Inside Man: I don’t know that I’ve been actively avoiding Steven Moffat’s work in recent years, but after the excesses of his Doctor Who and Sherlock—and that one terrible episode of Dracula I made myself endure—I haven’t exactly been seeking it out either. His new miniseries, Inside Man, isn’t likely to change that. It’s more like two very underbaked shows Frankensteined together, wildly chaotic in tone and built on a knot of implausibility and contrivance. What the show demonstrates, more than anything, is that for all his good qualities as a writer, Moffat simply doesn’t know how to stay out of his own way. His impulse to appear clever above all else occasionally works—his characters do sometimes say clever and funny things—but it’s more often at odds with the dark and serious subject matter, the interesting questions he’s asking about morality, and it undercuts much of the empathy we have for any of those characters. By the end of the four episodes, I kind of hated it…and yet it was strangely compelling, carried largely by strong performances. Indeed, if there’s one thing I hated most about the miniseries, it’s that I think I might actually watch a second one.

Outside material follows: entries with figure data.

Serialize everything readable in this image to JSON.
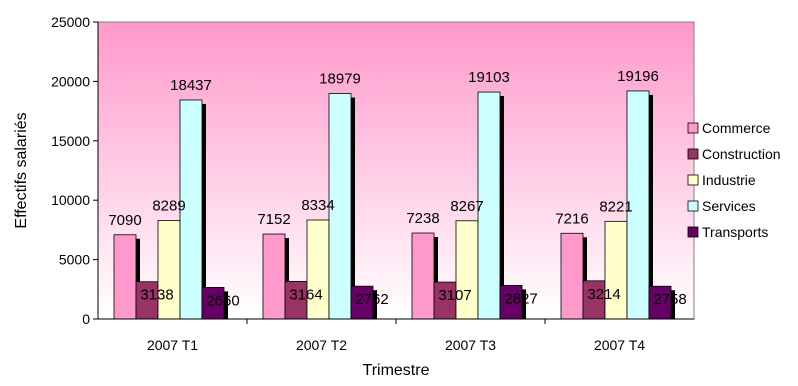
{
  "chart_data": {
    "type": "bar",
    "title": "",
    "xlabel": "Trimestre",
    "ylabel": "Effectifs salariés",
    "ylim": [
      0,
      25000
    ],
    "yticks": [
      0,
      5000,
      10000,
      15000,
      20000,
      25000
    ],
    "categories": [
      "2007 T1",
      "2007 T2",
      "2007 T3",
      "2007 T4"
    ],
    "series": [
      {
        "name": "Commerce",
        "values": [
          7090,
          7152,
          7238,
          7216
        ],
        "color": "#ff99cc"
      },
      {
        "name": "Construction",
        "values": [
          3138,
          3164,
          3107,
          3214
        ],
        "color": "#993366"
      },
      {
        "name": "Industrie",
        "values": [
          8289,
          8334,
          8267,
          8221
        ],
        "color": "#ffffcc"
      },
      {
        "name": "Services",
        "values": [
          18437,
          18979,
          19103,
          19196
        ],
        "color": "#ccffff"
      },
      {
        "name": "Transports",
        "values": [
          2660,
          2762,
          2827,
          2758
        ],
        "color": "#660066"
      }
    ],
    "legend_position": "right",
    "background": {
      "top": "#ff99cc",
      "bottom": "#ffffff"
    },
    "grid": false
  }
}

Prime Suspect: I watched the first two or three series of Prime Suspect when they aired on PBS in the early 1990s, but there were four subsequent series, including two made in the early 2000s after an extended hiatus, so I decided to watch them all. (I like Helen Mirren and I have a BritBox subscription.) It doesn’t exactly work as cohesive whole, maybe thanks to that hiatus (or just the nature of British television), but each of the individual stories are fairly compelling, and Mirren’s unsurprisingly terrific even when they’re not. The final series, in particular, isn’t afraid to show the cracks and flaws in Jane Tennison as a character, and, not to spoil anything, but it gives her as satisfactory a send-off as she could probably ever get.

Weekly Movie Roundup

Last week, I watched a half dozen movies.

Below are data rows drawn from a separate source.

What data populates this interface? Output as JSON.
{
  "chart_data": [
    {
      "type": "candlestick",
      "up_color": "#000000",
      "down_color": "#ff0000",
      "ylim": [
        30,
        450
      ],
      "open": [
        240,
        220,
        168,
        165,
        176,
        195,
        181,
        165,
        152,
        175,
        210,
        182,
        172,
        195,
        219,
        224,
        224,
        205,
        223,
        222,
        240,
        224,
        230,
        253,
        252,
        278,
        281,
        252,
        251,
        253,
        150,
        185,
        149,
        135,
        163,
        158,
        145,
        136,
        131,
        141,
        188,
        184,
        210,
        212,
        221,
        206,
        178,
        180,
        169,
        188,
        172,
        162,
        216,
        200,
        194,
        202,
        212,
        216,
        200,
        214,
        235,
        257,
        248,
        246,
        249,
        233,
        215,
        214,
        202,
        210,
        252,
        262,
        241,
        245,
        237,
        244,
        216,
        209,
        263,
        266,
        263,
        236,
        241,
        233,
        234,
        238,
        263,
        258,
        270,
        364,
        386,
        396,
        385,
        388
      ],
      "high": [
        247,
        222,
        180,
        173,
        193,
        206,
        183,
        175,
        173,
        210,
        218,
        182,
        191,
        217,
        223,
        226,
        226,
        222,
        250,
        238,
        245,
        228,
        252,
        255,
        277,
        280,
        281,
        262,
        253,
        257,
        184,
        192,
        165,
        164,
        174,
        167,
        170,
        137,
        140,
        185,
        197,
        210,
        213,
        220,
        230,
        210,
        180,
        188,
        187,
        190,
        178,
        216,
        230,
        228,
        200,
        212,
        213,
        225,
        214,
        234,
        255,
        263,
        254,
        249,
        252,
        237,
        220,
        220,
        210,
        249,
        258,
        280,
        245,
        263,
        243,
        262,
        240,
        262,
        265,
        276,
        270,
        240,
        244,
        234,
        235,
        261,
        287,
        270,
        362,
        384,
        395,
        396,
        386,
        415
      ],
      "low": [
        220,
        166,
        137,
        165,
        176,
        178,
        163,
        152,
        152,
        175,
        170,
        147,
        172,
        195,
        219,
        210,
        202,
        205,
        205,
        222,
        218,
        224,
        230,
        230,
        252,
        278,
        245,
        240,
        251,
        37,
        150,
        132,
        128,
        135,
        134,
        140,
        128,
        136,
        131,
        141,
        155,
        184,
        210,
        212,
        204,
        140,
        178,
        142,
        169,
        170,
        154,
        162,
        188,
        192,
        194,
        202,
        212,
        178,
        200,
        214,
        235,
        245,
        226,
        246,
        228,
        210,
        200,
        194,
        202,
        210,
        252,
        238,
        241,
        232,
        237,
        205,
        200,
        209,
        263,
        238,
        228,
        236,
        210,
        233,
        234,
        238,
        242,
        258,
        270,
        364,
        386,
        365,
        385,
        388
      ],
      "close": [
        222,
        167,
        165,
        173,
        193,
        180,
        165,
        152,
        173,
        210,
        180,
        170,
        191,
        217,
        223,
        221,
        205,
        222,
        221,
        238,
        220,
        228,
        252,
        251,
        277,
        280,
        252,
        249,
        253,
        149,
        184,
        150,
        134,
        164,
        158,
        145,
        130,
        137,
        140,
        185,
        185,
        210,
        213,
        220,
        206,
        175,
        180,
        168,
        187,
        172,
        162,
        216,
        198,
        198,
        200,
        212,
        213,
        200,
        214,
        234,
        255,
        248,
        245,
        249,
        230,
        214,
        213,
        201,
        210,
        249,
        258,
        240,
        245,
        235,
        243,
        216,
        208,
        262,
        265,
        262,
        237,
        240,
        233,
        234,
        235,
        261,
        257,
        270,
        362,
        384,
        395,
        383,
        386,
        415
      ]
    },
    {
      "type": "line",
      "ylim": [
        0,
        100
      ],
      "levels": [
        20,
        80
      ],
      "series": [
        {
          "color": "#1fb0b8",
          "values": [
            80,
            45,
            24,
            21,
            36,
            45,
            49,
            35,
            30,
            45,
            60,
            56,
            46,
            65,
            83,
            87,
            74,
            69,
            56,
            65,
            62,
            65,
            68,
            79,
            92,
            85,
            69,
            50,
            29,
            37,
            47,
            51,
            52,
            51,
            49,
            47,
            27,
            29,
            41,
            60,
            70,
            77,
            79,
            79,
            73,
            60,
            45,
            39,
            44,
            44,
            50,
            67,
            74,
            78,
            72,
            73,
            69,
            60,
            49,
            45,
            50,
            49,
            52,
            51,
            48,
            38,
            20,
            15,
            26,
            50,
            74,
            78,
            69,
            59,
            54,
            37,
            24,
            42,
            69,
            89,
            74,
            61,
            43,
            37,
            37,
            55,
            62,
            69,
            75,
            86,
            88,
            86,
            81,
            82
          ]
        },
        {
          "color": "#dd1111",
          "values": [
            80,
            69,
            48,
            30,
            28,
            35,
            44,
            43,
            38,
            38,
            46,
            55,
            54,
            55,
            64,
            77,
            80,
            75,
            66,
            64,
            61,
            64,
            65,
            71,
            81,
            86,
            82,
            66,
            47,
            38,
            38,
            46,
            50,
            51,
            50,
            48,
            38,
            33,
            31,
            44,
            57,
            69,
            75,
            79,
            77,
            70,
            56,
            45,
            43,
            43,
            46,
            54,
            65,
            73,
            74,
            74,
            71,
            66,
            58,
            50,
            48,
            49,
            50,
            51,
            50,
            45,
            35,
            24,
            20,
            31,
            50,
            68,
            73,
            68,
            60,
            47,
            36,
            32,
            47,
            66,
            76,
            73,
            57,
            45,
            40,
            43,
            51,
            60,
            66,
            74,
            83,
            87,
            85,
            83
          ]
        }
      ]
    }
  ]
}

See How They Run Freebie and the Bean Confess, Fletch Weird: The Al Yankovic Story The Unforgiven

It doesn’t exactly build a better Mousetrap, but SEE HOW THEY RUN is silly and playful almost-deconstruction of the whodunnit. The cast is obviously having a lot of fun with the material.

Even by the somewhat lax standards of the day, when a car crash could pass for high comedy and racist or homophobic jokes were as casual as could be, FREEBIE AND THE BEAN is pretty dreadful. Chaotic and confusing, baffling even, with wild and messy swings in tone and not a likable, realistic, or even amusing character anywhere in sight.

CONFESS, FLETCH is a lot of fun, and John Hamm is good in the role. Sure, I’d watch another one of these, if they ever actually get to continue the series. (They do a little last-minute leg-work to set up Fletch’s Fortune, a book I didn’t much like but could see them updating well.)

I’m not sure WEIRD: THE AL YANKOVIC STORY ever truly rises above the level of bit, but it’s a funny bit, and it does take it to some incredibly absurd and silly levels, thanks to an incredibly game cast.

THE UNFORGIVEN is too long, and the complicated things it wants to say about Native Americans and racism are themselves complicated by no Native Americans actually being in the cast. (And there’s a weird, kind of off-putting romance thread running through the story.) But there are good things about the movie, particularly Lancaster and Hepburn’s performances.

CAUSEWAY is a slow and quiet movie about the weight of trauma, and I liked it a lot. Jennifer Lawrence and Brian Tyree Henry are both very good in it.